Non-A, Non-B Post-Transfusion Hepatitis: Looking Back in the Second Decade

Abstract
To determine the long-term course of non-A, non-B post-transfusion hepatitis. Follow-up in 1989 to 1992 of patients prospectively identified as having contracted non-A, non-B post-transfusion hepatitis between 1972 and 1980. A university hospital. Patients who were prospectively followed from receipt of blood products and in whom otherwise unexplained abnormalities in their serum alanine aminotransferase levels developed without serologic evidence of exposure to hepatitis A or B. The presence or absence of clinical evidence of liver failure or symptoms of chronic hepatitis.

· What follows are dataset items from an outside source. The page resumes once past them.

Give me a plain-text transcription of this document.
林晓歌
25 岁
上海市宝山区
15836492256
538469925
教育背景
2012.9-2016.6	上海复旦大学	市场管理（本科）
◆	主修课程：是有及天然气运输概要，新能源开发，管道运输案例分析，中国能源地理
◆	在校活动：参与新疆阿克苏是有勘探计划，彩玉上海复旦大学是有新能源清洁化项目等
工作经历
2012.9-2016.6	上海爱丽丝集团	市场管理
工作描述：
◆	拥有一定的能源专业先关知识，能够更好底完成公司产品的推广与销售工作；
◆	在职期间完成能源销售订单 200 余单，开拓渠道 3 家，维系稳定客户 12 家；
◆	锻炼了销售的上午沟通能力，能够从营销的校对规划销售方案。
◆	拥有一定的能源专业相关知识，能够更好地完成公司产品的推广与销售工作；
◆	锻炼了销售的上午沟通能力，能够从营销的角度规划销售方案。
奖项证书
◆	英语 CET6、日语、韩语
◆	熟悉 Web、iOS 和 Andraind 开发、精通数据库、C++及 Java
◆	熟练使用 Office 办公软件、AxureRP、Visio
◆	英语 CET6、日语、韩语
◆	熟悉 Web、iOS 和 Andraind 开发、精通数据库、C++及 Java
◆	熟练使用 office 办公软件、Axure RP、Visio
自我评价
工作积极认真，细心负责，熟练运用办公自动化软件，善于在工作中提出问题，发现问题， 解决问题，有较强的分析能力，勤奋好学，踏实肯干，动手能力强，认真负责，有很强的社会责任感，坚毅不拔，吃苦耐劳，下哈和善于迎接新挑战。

Of 90 patients identified in the 1970s, 80 were recontacted and evaluated between 1989 and 1992. Based on the current status of these 80 patients and on the last known status of the remaining patients, the following observations were made: 1) Although about 40% had some symptoms during the early phase of the disease, none subsequently experienced significant clinical problems related to hepatic inflammation; 2) eight patients (seven with chronic hepatitis) developed hepatic failure; and 3) life-table analysis showed that the probabilities of developing clinical evidence of cirrhosis after 16 years of disease in the entire cohort, in the subgroup who developed chronic hepatitis, in the patients who had hepatitis C, and in those with chronic hepatitis C were 18%, 21%, 17%, and 20%, respectively. For most of the study patients, non-A, non-B post-transfusion hepatitis was a biochemical and histologic disease that had not yet caused hepatic symptoms. If hepatic failure does occur, it is usually seen only after 10 or more years of disease. Before that time, many infected persons die due to other disease processes.